Em São Paulo
as coisas adequadas acontecem em doses. Goles de cidadania num mar de barbárie.
Chega a ser piada de mau gosto celebrar as episódicas viradas que tomam todo um
dia de fim de semana, cada uma. Otávio Augusto, imperador romano, ao menos dava
o panis com o circenses. Em São Paulo fica só o circo, porque a galinhada é pra
poucos.
Crianças fumam crack no bairro da Luz, um dos palcos de eventos como a Virada Cultural. |
A Virada
Cultural seria uma política perfeita, fosse a cidade amistosa com artistas e o
entretenimento mais acessível ao público. Em outras partes do mundo,
funcionaria como estímulo à arte e cultura. Mas onde a divulgação de material de
artistas de rua já foi proibida pela alta cúpula municipal, a cultura fecha as
portas para muitos.
Contando
ainda com a dificuldade de acesso a teatros, museus et similia. Com políticas que evidenciam cada vez mais um potencial
de apartheid na Pauliceia, as opções
suburbanas de cultura se reduzem, na maioria das vezes, aos cinemas das grandes
redes, e olhe lá. A cultura é concentrada no centro, onde poucos têm realmente
acesso. O transporte público trafega em horários limitantes, além de taxis,
estacionamentos e ingressos que restringem a difusão da cultura por outras
partes da cidade.
O negócio
pra maioria é esperar a próxima dose da virada cultural, com ou sem a afamada
galinhada. Ou atentemos a candidatos que têm propostas reais para educação e
cultura para toda a cidade neste ano.
Os esportes
também ganham seus quinhões de atenção. A Virada Esportiva tem o propósito de
realizar atividades pela cidade. Temos arenas no Anhangabaú, onde normalmente
encontramos poças de urina, trabalhadores apressados e andarilhos numa cidade
sem alma. Além de outros pontos em que o esporte é estimulado, anualmente.
Mas nas
escolas públicas pouco se produz de incentivo ao esporte. O sistema CEU
implantado em outra gestão tem o intuito de levar à periferia um constante
trabalho de estímulo a atividades esportivas, artísticas e culturais, paralelas
à educação formal. No entanto é pouco. Com poucos parques e áreas verdes e
ludibriados sonhos de ciclovias, as opções são limitadas, sobretudo, a clubes
privados.
Continuemos
tendo como sinônimo de esporte a torcida pelo time, no sofá.

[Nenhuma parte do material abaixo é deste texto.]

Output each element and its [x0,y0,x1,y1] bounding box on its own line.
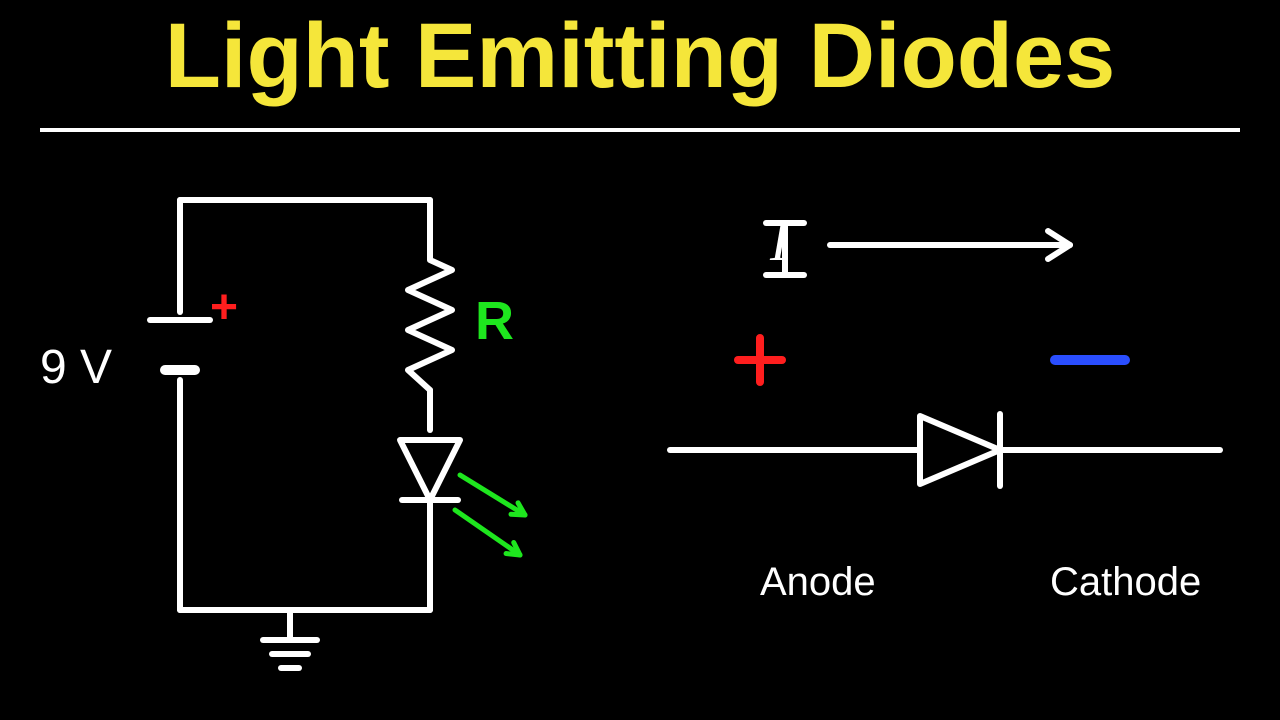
circuit-diagram [0,0,1280,720]
voltage-label: 9 V [40,340,112,395]
cathode-label: Cathode [1050,560,1201,605]
current-i-serif [760,215,820,285]
battery-plus: + [210,280,238,335]
anode-label: Anode [760,560,876,605]
resistor-label: R [475,290,514,352]
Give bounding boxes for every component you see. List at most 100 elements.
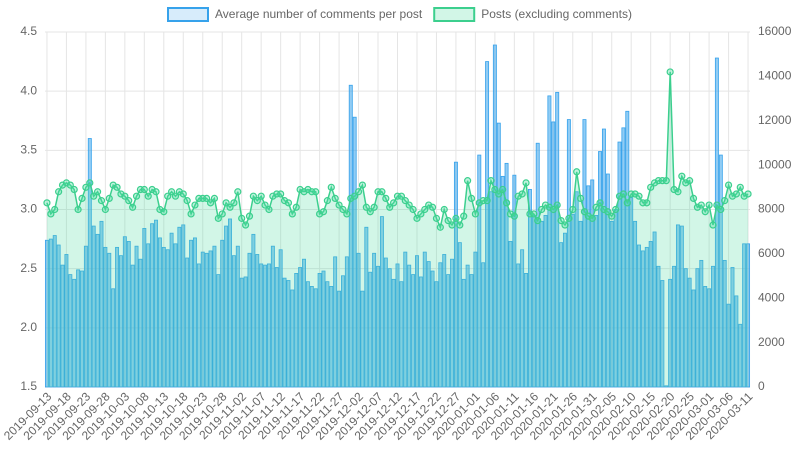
point (129, 203, 137, 211)
bar (481, 262, 486, 388)
point (666, 68, 674, 76)
point (448, 221, 456, 229)
point (370, 203, 378, 211)
bar (411, 274, 416, 388)
bar (138, 258, 143, 388)
bar (707, 288, 712, 388)
point (576, 194, 585, 203)
point (724, 181, 733, 189)
bar (477, 154, 482, 388)
point (608, 212, 616, 220)
bar (644, 246, 649, 388)
point (647, 183, 655, 191)
y-tick-label: 4.0 (20, 83, 37, 97)
bar (95, 233, 100, 388)
point (713, 201, 721, 209)
bar (547, 95, 552, 388)
bar (344, 256, 349, 388)
bar (286, 280, 291, 388)
bar (76, 269, 81, 388)
bar (578, 220, 583, 388)
point (709, 221, 717, 229)
point (386, 203, 394, 211)
bar (243, 276, 248, 388)
line (46, 71, 749, 230)
point (569, 205, 577, 214)
bar (629, 197, 634, 388)
bar (601, 128, 606, 388)
point (592, 203, 600, 211)
bar (668, 278, 673, 388)
bar (282, 277, 287, 388)
point (78, 194, 86, 203)
bar (255, 254, 260, 388)
bar (711, 265, 715, 388)
bar (442, 254, 447, 388)
bar (111, 288, 116, 388)
legend-swatch (433, 7, 476, 22)
bar (122, 236, 127, 388)
bar (251, 233, 256, 388)
bar (457, 242, 462, 388)
bar (372, 252, 377, 388)
bar (621, 127, 626, 388)
point (66, 181, 74, 189)
point (82, 183, 90, 191)
bar (438, 262, 443, 388)
y2-tick-label: 8000 (758, 202, 785, 216)
bar (298, 267, 303, 388)
point (432, 214, 441, 222)
bar (516, 263, 521, 388)
point (265, 205, 273, 214)
point (187, 210, 195, 218)
point (339, 205, 347, 214)
bar (543, 215, 548, 388)
bar (356, 252, 361, 388)
bar (559, 242, 564, 388)
bar (551, 121, 556, 388)
bar (415, 255, 419, 388)
point (125, 197, 133, 205)
point (152, 188, 160, 196)
y2-tick-label: 2000 (758, 335, 785, 349)
bar (465, 264, 470, 388)
y-tick-label: 3.0 (20, 202, 37, 216)
point (674, 188, 682, 196)
bar (656, 265, 661, 388)
legend-swatch (167, 7, 209, 22)
point (378, 188, 386, 196)
point (580, 208, 589, 216)
point (167, 188, 176, 196)
point (561, 221, 569, 229)
bar (383, 257, 388, 388)
bar (664, 385, 669, 388)
point (140, 185, 148, 194)
bar (672, 265, 677, 388)
bar (150, 223, 155, 388)
point (132, 192, 141, 200)
bar (652, 231, 657, 388)
point (428, 203, 437, 211)
bar (746, 243, 751, 388)
bar (637, 244, 641, 388)
point (93, 188, 102, 196)
bar (450, 258, 454, 388)
bar (348, 84, 353, 388)
bar (302, 258, 306, 388)
bar (154, 219, 158, 388)
bar (555, 91, 560, 388)
point (417, 210, 425, 218)
point (354, 188, 363, 196)
point (179, 190, 187, 198)
point (530, 210, 538, 218)
bar (524, 272, 528, 388)
point (70, 185, 78, 194)
bar (115, 246, 120, 388)
bar (239, 277, 244, 388)
bar (527, 188, 532, 388)
point (732, 190, 740, 198)
bar (189, 239, 194, 388)
point (183, 197, 191, 205)
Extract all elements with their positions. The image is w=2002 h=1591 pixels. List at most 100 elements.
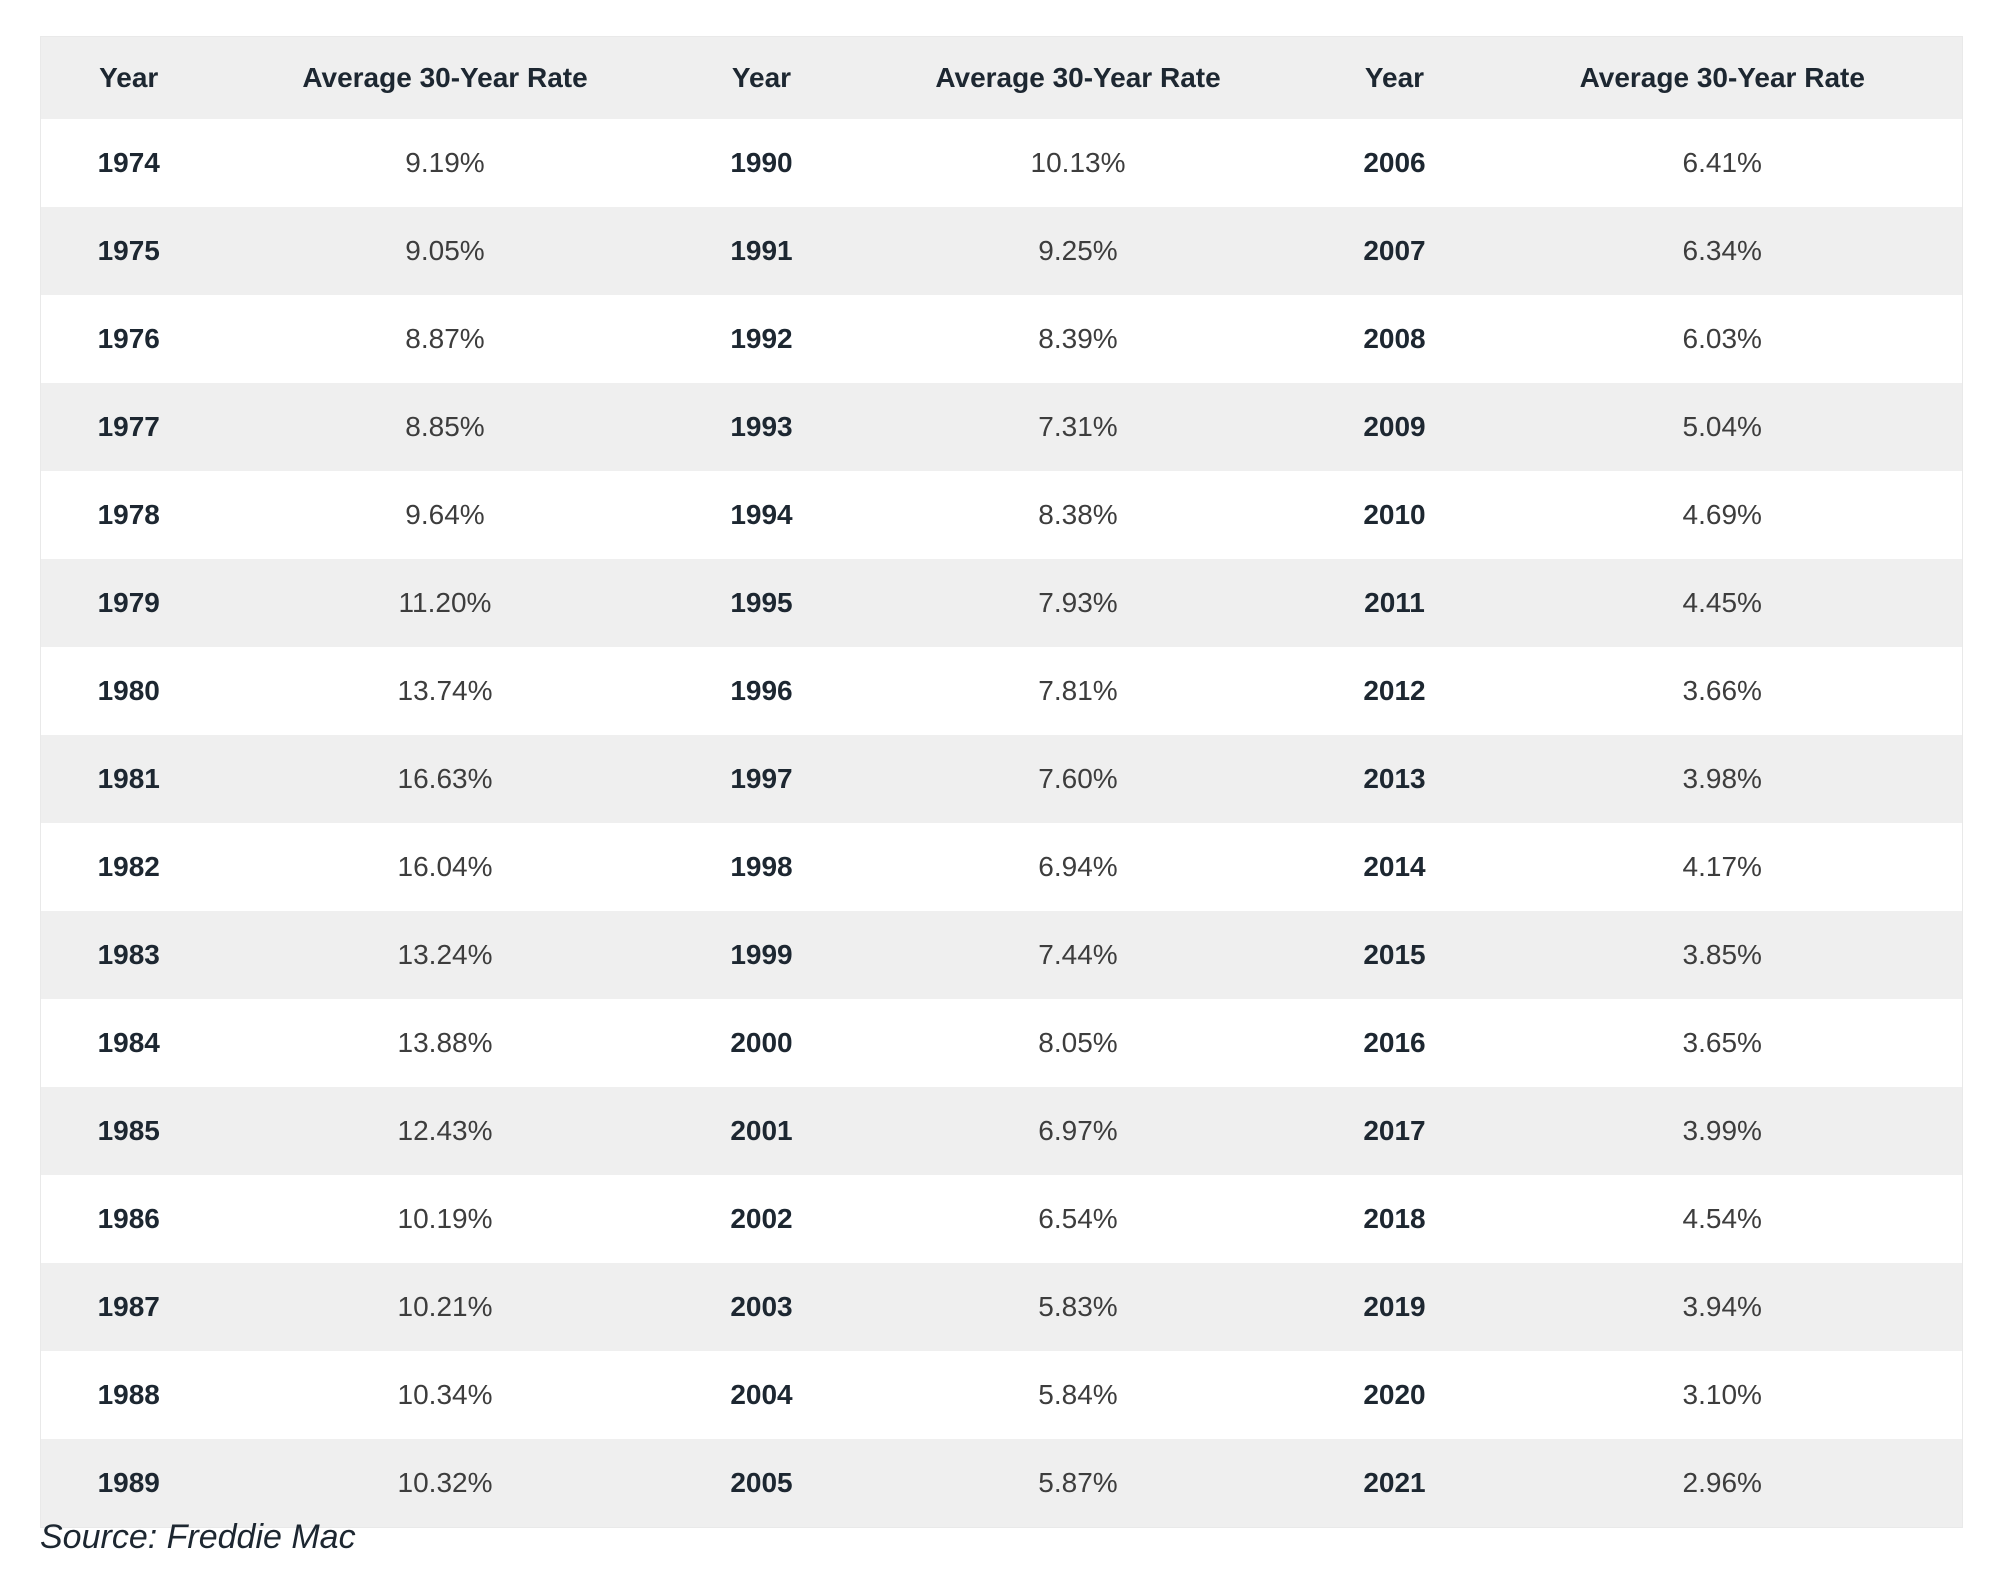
year-cell: 1999: [673, 911, 850, 999]
rate-cell: 8.87%: [216, 295, 674, 383]
year-header: Year: [673, 36, 850, 119]
rate-cell: 8.39%: [849, 295, 1307, 383]
rate-cell: 3.98%: [1482, 735, 1963, 823]
rate-cell: 16.04%: [216, 823, 674, 911]
year-cell: 2016: [1306, 999, 1483, 1087]
rate-cell: 13.24%: [216, 911, 674, 999]
year-cell: 2006: [1306, 119, 1483, 207]
table-row: 1981 16.63% 1997 7.60% 2013 3.98%: [40, 735, 1963, 823]
table-row: 1982 16.04% 1998 6.94% 2014 4.17%: [40, 823, 1963, 911]
year-cell: 1974: [40, 119, 217, 207]
rate-cell: 8.85%: [216, 383, 674, 471]
rate-cell: 4.45%: [1482, 559, 1963, 647]
year-cell: 2011: [1306, 559, 1483, 647]
rate-cell: 3.94%: [1482, 1263, 1963, 1351]
year-cell: 1989: [40, 1439, 217, 1528]
rate-header: Average 30-Year Rate: [216, 36, 674, 119]
source-note: Source: Freddie Mac: [40, 1518, 356, 1556]
year-cell: 2004: [673, 1351, 850, 1439]
rate-cell: 9.05%: [216, 207, 674, 295]
year-cell: 2003: [673, 1263, 850, 1351]
table-row: 1989 10.32% 2005 5.87% 2021 2.96%: [40, 1439, 1963, 1528]
year-cell: 2015: [1306, 911, 1483, 999]
year-cell: 2014: [1306, 823, 1483, 911]
rate-cell: 12.43%: [216, 1087, 674, 1175]
year-cell: 2010: [1306, 471, 1483, 559]
year-cell: 1981: [40, 735, 217, 823]
year-header: Year: [1306, 36, 1483, 119]
rate-cell: 7.81%: [849, 647, 1307, 735]
table-row: 1979 11.20% 1995 7.93% 2011 4.45%: [40, 559, 1963, 647]
year-cell: 2018: [1306, 1175, 1483, 1263]
rate-cell: 9.19%: [216, 119, 674, 207]
rate-cell: 2.96%: [1482, 1439, 1963, 1528]
rate-cell: 11.20%: [216, 559, 674, 647]
rate-cell: 5.84%: [849, 1351, 1307, 1439]
rate-cell: 4.17%: [1482, 823, 1963, 911]
rate-cell: 16.63%: [216, 735, 674, 823]
year-cell: 1982: [40, 823, 217, 911]
rate-cell: 9.25%: [849, 207, 1307, 295]
year-cell: 2000: [673, 999, 850, 1087]
rate-cell: 6.34%: [1482, 207, 1963, 295]
rate-header: Average 30-Year Rate: [1482, 36, 1963, 119]
year-cell: 1984: [40, 999, 217, 1087]
year-cell: 1985: [40, 1087, 217, 1175]
year-cell: 2007: [1306, 207, 1483, 295]
table-row: 1987 10.21% 2003 5.83% 2019 3.94%: [40, 1263, 1963, 1351]
rate-cell: 3.85%: [1482, 911, 1963, 999]
table-row: 1988 10.34% 2004 5.84% 2020 3.10%: [40, 1351, 1963, 1439]
rate-cell: 10.13%: [849, 119, 1307, 207]
rate-cell: 5.83%: [849, 1263, 1307, 1351]
year-cell: 2013: [1306, 735, 1483, 823]
header-row: Year Average 30-Year Rate Year Average 3…: [40, 36, 1963, 119]
year-cell: 1983: [40, 911, 217, 999]
rate-cell: 10.34%: [216, 1351, 674, 1439]
rate-cell: 3.99%: [1482, 1087, 1963, 1175]
year-cell: 2020: [1306, 1351, 1483, 1439]
table-row: 1977 8.85% 1993 7.31% 2009 5.04%: [40, 383, 1963, 471]
table-row: 1985 12.43% 2001 6.97% 2017 3.99%: [40, 1087, 1963, 1175]
table-row: 1980 13.74% 1996 7.81% 2012 3.66%: [40, 647, 1963, 735]
rate-cell: 7.44%: [849, 911, 1307, 999]
table-body: 1974 9.19% 1990 10.13% 2006 6.41% 1975 9.05% 199…: [40, 119, 1963, 1528]
year-cell: 1993: [673, 383, 850, 471]
year-cell: 2019: [1306, 1263, 1483, 1351]
table-header: Year Average 30-Year Rate Year Average 3…: [40, 36, 1963, 119]
rate-cell: 8.38%: [849, 471, 1307, 559]
year-cell: 2021: [1306, 1439, 1483, 1528]
year-cell: 1994: [673, 471, 850, 559]
rate-cell: 10.21%: [216, 1263, 674, 1351]
table-row: 1975 9.05% 1991 9.25% 2007 6.34%: [40, 207, 1963, 295]
year-cell: 1988: [40, 1351, 217, 1439]
table-row: 1986 10.19% 2002 6.54% 2018 4.54%: [40, 1175, 1963, 1263]
year-cell: 1975: [40, 207, 217, 295]
table-row: 1978 9.64% 1994 8.38% 2010 4.69%: [40, 471, 1963, 559]
year-cell: 1998: [673, 823, 850, 911]
year-cell: 1978: [40, 471, 217, 559]
year-cell: 1997: [673, 735, 850, 823]
rate-cell: 10.32%: [216, 1439, 674, 1528]
year-cell: 1986: [40, 1175, 217, 1263]
rate-cell: 10.19%: [216, 1175, 674, 1263]
rate-cell: 5.04%: [1482, 383, 1963, 471]
rate-cell: 7.60%: [849, 735, 1307, 823]
year-cell: 1980: [40, 647, 217, 735]
year-cell: 1991: [673, 207, 850, 295]
year-cell: 1995: [673, 559, 850, 647]
rate-cell: 4.69%: [1482, 471, 1963, 559]
rate-cell: 5.87%: [849, 1439, 1307, 1528]
rate-cell: 13.88%: [216, 999, 674, 1087]
rate-cell: 6.03%: [1482, 295, 1963, 383]
year-cell: 2001: [673, 1087, 850, 1175]
year-cell: 2008: [1306, 295, 1483, 383]
rate-cell: 6.41%: [1482, 119, 1963, 207]
rate-cell: 3.66%: [1482, 647, 1963, 735]
year-cell: 2009: [1306, 383, 1483, 471]
table-row: 1974 9.19% 1990 10.13% 2006 6.41%: [40, 119, 1963, 207]
rate-cell: 6.94%: [849, 823, 1307, 911]
year-cell: 2005: [673, 1439, 850, 1528]
year-cell: 1987: [40, 1263, 217, 1351]
year-header: Year: [40, 36, 217, 119]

Ou olhemos e
escolhemos com atenção iniciativas que já deram sucesso e podem trazer novo
fôlego esportivo à cidade, sem segregação, a partir deste ano.
Por fim, vem
aí a Virada Sustentável, de iniciativa privada, com exposições, oficinas e
demais atividades voltadas ao meio ambiente, direitos humanos, biodiversidade e
mudanças climáticas.
Ao menos uma
vez por ano, se a moda pegar. Pois pra uma cidade que assiste à gentrificação e
caça a dependentes químicos, a preferência da prefeitura pelo transporte
privado ao público, a ausência quase completa de coleta seletiva, que também
sofre com o reduzido número de áreas verdes, com o deslocamento da
criminalidade para a periferia, níveis de poluição e trânsito alarmantes, dentre
outros retrocessos sociais, não cabe, para essa cidade, o selo sustentável.
Assim, por
aqui as boas iniciativas são episódicas e carregadas de propaganda: circo. A
política pública paulistana é virada, só de viradas. No resto do ano a cultura
é cara, o esporte se reduz à academias e a sustentabilidade passa longe da selva
urbana. Já passou da hora de cultivar outra virada, também sustentável, a
partir deste ano.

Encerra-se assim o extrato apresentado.